The benefits of reading to children includes genre exposure, vocabulary development and increased comprehension skills.
Educators know that being read aloud to is a strong indicator of future literacy.
When we model fluent reading, we are providing both direct and indirect instruction in all aspects of fluency: decoding, prosody and comprehension.
Reading lessons that include read alouds also improve our students vocabulary. The more often a child hears a word in a variety of contexts, the more s/he will internalize it to become a part of their working vocabulary.
These read alouds serve another purpose: to develop meta-cognition about reading.
7 Benefits of Reading to Children
Reading aloud is the foundation of literacy
There are only two ways you can get more words into a child’s head: ears and eyes. If the child comes from an environment where little printed material is available, they rarely hear lots of different vocabulary being used (such as is the case with children from poverty-stricken homes), then you have to get it into them.
Reading to children will get them hearing enriched vocabulary, and when they revisit the story again and again during their reading time, they are working on their fluency skills.
This creates a text that is accessible for all kids to read even though some of the words may have been previously unknown.
Promotes comprehension and critical thinking skills.

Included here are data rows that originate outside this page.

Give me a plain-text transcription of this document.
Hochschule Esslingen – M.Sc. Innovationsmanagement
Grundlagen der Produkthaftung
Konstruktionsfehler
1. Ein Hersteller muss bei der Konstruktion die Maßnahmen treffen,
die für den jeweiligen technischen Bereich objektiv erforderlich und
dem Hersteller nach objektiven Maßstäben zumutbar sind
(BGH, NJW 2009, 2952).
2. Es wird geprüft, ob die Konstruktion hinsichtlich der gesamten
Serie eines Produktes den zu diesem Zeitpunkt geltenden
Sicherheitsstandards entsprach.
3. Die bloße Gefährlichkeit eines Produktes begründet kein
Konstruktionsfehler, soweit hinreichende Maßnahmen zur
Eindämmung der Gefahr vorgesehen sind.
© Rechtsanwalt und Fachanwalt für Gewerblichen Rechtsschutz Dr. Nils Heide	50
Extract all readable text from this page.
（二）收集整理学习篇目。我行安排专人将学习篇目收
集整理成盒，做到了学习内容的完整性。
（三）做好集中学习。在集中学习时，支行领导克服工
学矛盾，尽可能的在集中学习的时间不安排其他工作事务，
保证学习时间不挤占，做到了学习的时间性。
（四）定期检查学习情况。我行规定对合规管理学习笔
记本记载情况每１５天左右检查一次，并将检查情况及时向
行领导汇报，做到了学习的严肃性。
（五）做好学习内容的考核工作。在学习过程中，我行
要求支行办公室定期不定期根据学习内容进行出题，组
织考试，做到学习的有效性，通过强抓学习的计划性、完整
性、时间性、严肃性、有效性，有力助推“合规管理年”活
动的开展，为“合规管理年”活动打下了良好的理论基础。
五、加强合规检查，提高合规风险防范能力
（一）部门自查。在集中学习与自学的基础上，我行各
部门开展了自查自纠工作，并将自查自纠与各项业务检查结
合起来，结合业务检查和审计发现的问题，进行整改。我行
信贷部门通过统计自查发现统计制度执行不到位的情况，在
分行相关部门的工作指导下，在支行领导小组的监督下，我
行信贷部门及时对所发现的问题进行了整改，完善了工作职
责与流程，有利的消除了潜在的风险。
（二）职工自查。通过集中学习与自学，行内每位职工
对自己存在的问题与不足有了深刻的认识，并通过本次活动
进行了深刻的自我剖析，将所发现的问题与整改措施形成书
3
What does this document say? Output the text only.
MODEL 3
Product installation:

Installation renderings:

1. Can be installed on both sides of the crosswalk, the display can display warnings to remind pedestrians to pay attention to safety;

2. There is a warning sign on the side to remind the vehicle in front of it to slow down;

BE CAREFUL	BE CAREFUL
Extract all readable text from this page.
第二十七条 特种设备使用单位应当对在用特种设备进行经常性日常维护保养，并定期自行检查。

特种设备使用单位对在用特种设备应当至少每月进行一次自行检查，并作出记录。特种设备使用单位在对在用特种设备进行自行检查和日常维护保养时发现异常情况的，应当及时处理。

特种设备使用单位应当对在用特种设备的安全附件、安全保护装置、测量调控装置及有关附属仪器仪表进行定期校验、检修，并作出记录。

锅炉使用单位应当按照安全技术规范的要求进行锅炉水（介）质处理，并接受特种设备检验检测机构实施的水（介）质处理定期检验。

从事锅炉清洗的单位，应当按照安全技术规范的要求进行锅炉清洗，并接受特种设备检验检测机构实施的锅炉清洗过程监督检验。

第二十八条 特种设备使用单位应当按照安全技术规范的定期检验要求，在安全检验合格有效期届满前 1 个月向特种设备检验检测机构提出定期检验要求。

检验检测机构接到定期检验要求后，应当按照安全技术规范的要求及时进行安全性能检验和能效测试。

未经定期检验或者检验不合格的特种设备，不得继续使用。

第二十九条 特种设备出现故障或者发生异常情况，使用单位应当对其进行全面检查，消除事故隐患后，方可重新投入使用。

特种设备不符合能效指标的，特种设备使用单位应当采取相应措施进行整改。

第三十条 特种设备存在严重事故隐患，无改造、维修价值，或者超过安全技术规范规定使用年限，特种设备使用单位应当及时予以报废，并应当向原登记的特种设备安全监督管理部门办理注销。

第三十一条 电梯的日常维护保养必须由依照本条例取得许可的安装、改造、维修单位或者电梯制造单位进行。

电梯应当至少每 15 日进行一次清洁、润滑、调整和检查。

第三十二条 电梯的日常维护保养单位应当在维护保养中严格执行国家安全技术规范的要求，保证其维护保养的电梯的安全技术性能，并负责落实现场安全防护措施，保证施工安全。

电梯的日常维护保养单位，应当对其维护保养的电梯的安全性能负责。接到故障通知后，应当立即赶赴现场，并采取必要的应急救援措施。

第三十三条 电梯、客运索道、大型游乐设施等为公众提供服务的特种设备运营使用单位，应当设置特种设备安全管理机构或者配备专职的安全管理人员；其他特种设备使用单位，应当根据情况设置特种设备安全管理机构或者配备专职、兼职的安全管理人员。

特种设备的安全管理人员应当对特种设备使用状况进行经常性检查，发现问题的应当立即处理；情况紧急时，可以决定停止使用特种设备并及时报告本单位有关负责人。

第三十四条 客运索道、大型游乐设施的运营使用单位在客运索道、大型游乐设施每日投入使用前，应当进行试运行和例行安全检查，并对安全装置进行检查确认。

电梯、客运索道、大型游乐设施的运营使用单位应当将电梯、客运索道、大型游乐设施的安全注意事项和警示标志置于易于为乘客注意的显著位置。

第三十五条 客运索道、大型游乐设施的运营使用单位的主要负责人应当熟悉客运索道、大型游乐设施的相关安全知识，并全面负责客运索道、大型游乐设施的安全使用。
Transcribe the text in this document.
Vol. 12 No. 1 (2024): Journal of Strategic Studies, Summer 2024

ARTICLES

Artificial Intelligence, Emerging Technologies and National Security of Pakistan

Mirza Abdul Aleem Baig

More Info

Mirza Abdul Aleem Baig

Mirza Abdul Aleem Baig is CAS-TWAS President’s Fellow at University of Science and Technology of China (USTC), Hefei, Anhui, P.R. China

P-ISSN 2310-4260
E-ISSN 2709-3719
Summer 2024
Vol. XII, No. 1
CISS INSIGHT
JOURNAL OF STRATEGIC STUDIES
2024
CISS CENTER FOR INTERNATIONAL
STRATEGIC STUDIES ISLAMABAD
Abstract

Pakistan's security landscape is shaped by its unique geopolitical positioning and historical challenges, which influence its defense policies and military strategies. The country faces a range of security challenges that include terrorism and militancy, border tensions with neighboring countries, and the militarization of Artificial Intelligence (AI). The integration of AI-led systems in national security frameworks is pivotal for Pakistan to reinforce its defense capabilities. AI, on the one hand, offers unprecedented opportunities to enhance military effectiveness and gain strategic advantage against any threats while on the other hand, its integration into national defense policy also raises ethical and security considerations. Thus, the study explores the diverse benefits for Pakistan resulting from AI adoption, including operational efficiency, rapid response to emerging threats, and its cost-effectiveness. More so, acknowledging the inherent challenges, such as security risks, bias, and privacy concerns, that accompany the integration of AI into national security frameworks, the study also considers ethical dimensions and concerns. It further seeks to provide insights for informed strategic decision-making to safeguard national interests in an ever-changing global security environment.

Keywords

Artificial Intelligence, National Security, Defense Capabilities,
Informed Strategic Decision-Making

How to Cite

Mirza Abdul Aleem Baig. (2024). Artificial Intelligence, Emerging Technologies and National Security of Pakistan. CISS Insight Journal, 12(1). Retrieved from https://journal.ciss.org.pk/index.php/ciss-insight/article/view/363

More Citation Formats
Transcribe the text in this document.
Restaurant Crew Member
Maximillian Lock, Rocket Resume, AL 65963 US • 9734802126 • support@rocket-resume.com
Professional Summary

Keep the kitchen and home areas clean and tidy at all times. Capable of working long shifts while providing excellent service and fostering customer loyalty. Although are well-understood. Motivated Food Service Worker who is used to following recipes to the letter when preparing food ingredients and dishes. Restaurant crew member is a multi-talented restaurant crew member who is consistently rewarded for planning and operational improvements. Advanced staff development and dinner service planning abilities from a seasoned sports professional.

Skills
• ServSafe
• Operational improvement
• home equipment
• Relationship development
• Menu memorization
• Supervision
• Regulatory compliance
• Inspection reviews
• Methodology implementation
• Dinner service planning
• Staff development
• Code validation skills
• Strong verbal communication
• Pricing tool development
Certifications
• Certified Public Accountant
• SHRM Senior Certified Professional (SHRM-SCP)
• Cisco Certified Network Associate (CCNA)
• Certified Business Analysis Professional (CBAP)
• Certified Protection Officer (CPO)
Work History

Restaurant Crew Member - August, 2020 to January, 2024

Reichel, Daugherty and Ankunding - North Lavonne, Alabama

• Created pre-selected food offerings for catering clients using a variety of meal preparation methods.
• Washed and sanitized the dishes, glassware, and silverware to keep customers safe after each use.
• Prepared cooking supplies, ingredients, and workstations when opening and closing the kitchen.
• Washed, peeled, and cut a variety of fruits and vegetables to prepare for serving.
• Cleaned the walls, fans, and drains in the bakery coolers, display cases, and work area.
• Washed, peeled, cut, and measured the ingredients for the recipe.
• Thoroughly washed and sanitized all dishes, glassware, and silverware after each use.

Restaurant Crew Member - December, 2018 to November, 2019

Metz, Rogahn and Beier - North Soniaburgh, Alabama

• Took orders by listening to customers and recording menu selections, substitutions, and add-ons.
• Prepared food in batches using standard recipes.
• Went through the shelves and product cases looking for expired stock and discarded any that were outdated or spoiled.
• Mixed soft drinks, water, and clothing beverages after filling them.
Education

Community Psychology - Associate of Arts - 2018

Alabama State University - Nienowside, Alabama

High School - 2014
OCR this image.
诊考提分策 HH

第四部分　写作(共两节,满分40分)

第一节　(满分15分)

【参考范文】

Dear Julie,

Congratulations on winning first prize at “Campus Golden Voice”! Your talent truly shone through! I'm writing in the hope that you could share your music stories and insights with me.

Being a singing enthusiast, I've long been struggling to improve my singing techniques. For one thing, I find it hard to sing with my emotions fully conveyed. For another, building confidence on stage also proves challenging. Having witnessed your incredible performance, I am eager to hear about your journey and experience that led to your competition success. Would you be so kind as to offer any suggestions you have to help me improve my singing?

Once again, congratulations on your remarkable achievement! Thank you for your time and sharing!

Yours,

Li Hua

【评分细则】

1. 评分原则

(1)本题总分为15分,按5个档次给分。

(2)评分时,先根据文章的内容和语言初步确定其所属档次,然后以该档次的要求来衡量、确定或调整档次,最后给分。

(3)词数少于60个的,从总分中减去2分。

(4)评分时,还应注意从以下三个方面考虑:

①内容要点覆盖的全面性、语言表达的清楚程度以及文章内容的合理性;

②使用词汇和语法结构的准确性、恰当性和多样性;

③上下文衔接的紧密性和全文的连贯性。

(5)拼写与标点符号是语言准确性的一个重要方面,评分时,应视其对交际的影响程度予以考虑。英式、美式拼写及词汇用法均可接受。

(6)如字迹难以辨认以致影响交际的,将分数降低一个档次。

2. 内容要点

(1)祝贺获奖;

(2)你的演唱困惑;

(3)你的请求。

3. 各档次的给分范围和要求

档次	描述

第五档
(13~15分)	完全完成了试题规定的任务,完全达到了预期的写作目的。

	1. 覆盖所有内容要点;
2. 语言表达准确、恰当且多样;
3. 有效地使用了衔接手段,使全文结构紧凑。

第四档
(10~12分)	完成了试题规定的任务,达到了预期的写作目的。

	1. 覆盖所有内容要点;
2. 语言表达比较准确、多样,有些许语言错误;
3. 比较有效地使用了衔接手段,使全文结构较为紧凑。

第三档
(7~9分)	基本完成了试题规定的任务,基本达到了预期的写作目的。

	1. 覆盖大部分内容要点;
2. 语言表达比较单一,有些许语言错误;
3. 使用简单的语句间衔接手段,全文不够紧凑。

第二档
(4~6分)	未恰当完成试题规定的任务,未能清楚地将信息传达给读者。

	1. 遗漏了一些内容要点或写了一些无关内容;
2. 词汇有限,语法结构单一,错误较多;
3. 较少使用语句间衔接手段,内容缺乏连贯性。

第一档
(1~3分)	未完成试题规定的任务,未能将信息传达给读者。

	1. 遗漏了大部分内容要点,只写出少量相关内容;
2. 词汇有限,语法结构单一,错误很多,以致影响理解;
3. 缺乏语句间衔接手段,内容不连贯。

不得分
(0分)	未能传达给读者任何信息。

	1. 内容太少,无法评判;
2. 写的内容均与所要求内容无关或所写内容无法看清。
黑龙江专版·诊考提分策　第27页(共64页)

Your discussion, questioning and scaffolding of background knowledge can tailor a read aloud towards any specific reading skill. Students who need reading help with comprehension absolutely must have books read aloud to them. Oral discussion of the text is critical for kids, and is a natural avenue to use is reading lessons (vs. a book report or project).
Allow the students to re-read the text many times after you have read it aloud. Even if the student cannot “read” all of the words on his or her own, remember that you have already made the text accessible by reading it aloud. The child can tell the story to a buddy from the pictures, which is working on summarizing (another key comprehension skill).
Reading aloud is pleasurable
Another one of the benefits of reading to children is that it is a bonding experience. It should be pleasurable for both students and teachers (or moms and dads).
Once we can get kids hooked on the idea that reading is fun, then we can do anything with them. In a perfect world, all of our students would come to us with a background of what I call “lap-time”: being read to on a regular basis by a parent. That is not true. In your own classroom you will have a number of students every year that never got to experience this. I have found that these students must have “lap-time.” No, I don’t mean hold them on your lap (can you imagine?). I mean frequent read alouds that are just for fun, are engaging and have words that are above my student’s independent level (make it even better by having a dedicated space for gathering together in your room for these special times). Two of my standbys that I read every year are Tikki Tikki Tembo and The Witches .
Model oral reading fluency and techniques
Children will emulate what they hear, and that includes how they are read to. Teacher modeling of how to scoop phrases, use expressive intonation and fluently pause at punctuation is invaluable.
Reading help for children who lack fluency needs to focus on these aspects of reading, not just speed. Somehow the idea has invaded that our faster readers are the better readers, and this simply is not always the case. Teachers everywhere (under the pressure from administration) are pulling out their timers and forgetting how to teach reading.
Of course a child who reads quicker has a greater chance of becoming a better reader, but how about the kids we all know (and love!) that read like lightning yet sounded like a robot and have no clue what they just read? Faster isn’t always what it’s cracked up to be.
It makes quality literature accessible for all students
There are many students whose homes do not have much literature in them. You need to fill that void through exposure, and make it fun for them. You have to get them on board with you, because students from poverty stricken homes do not count reading as their number one priority.
They are concerned with where they will sleep tonight, if mom or dad is ever coming home, if they will have dinner and breakfast tomorrow, if someone will be there when they get home…that’s your competition when you ask them to focus on reading, writing, math…anything. So make authentic literature accessible for these kids through read alouds.
Better vocabulary comes from books, not general conversation
Think about how we converse with each other. Our spoken language is much different than the language used in books (and be sure to tell your students that!). This is one of the benefits of reading to children that you can’t get with just talking to them!
Your students will encounter a richer, more expanded vocabulary through reading than they will any other way. If you teach them how to clarify the meaning using reciprocal teaching of unknown words and phrases through read alouds, you are providing them with a lifelong tool they will use when they are ready to step out more onto their own.
It introduces a variety of genres that students might never be exposed to
Reading aloud to children is not only confined to a fictional picture book. There are so many reading instruction strategies today for reading aloud.
Just within the category of picture books you can find mysteries, historical non-fiction, poetry, biographies, fantasy, narratives, science fiction, science non-fiction, and more.
As children become more mature readers, include chapter books that have visual imagery in the words. You may need to spend some time teaching how to visualize words, but it pays off.
This is when you still start seeing your students using reading strategies that make meaning.